RFC river forecasts routinely include rain that has already fallen and forecasted rainfall or quantitative precipitation forecasts (QPF) for 12 to 24 hours in the future. To provide information on potential flooding based on forecasted rainfall over the next five days, RFCs began disseminating two new flood outlooks last fall, the River Flood Outlook (RFO) and Significant Flood Outlook Product (FOP).

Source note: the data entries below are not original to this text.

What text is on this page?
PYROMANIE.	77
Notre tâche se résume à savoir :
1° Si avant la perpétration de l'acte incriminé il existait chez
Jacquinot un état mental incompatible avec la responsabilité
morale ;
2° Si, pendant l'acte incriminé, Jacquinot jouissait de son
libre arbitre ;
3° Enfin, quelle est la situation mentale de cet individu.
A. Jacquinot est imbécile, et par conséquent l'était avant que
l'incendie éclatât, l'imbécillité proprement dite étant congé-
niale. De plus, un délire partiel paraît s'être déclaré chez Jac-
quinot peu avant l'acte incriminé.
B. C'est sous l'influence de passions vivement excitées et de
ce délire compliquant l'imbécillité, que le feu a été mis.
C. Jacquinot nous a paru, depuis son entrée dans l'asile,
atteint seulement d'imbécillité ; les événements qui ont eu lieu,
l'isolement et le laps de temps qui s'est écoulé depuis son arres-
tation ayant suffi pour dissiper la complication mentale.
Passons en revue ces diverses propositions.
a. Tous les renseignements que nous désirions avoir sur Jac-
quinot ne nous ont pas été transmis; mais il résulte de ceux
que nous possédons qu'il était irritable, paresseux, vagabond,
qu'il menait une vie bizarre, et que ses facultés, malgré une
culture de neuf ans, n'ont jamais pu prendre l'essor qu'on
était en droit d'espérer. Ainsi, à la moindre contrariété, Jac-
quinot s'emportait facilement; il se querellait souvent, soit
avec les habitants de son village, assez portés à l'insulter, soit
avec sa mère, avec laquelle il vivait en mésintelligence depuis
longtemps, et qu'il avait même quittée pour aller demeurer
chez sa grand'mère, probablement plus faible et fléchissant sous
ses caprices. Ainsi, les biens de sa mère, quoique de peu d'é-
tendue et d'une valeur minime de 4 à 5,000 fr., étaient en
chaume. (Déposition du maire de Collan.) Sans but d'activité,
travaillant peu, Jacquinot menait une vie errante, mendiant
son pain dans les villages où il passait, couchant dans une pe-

The RFO is being prepared by Southern Region (SR) RFCs only. The LMRFC runs their hydrologic model with 24 hours of QPF and compares forecasted river levels with routine forecasts with an additional 12 hours of QPF. For locations that flood with the additional QPF, a RFO text product will be issued by the appropriate WFO in an ESF product. In addition to the text product, RFO web graphics are generated for SR (www.srh.noaa.gov/ftproot/hsd/html/rfo.htm), each RFC (www.srh.noaa.gov/lmrfc/rfo/lmrfcrfo.shtml for LMRFC as an example), and each WFO (www.srh.noaa.gov/lmrfc/rfo/megrfo.shtml for WFO Memphis as an example). The product is prepared twice daily at 10AM and 9PM with updates at 2PM and 2AM if conditions

warrant.

The FOP is a national initiative and uses a potential for rainfall for the next five days. This product highlights areas where significant moderate or higher flooding is possible based on predicted rainfall and soil moisture conditions. The product may be based on a forecasters knowledge of soil moisture conditions and possible rainfall resulting from meteorological model forecasts. The FOP from each of the 13 RFCs is mosaicked into a national product. LMRFC’s FOP is available at www.srh.noaa.gov/lmrfc/fop/index.shtml; the national product at www.hpc.ncep.noaa.gov/nationalfloodoutlook/. These products are prepared once each day by 3PM.

These products have been designed based on user feedback. Each of these graphics on the web has the capability to accept feedback which will be used to improve the product and this feedback is encouraged.

- Dave Reed


New Forecast Services

In response to NWS user needs, the NWS has expanded forecast service at Ross Barnett Reservoir and will implement river forecasts on the Pearl River near Lena, MS, and the Escatawpa River near Orange Grove, MS.

On February 8th, 2002, LMRFC and WFO Jackson began issuing a routine 5-day inflow forecast at Ross Barnett Reservoir replacing our old 3-day forecast. This increase in service will assist the Pearl River Valley Water Supply District in operations at Ross Barnett Reservoir by giving more lead time for significant inflows into the reservoir.

On March 19, 2002, LMRFC and WFO New Orleans/Baton Rouge will begin issuing flood only forecasts for the Escatawpa River near Orange Grove, MS (ORAM6) and is located at Interstate 10.

Forecasts will provide residents in the area and downstream to Moss Point, MS, information on river conditions. The flood stage at the I-10 gage is 10.0 feet. Forecast services at this location were requested by local residents after major flooding from Hurricane Georges in September, 1998.

Again on March 19, 2002, LMRFC and WFO Jackson will begin issuing routine daily 3-day forecasts for the Pearl River near Lena, MS. This location, also referred to as the Pearl River near Good Hope, is upstream of Ross Barnett Reservoir and will provide valuable information on reservoir inflow forecasts. This routine forecast will be beneficial to residents in the area and also provide additional support to the Pearl River Valley Water Supply District in operations of Ross Barnett Reservoir. The flood stage at the Lena gage is 24 feet.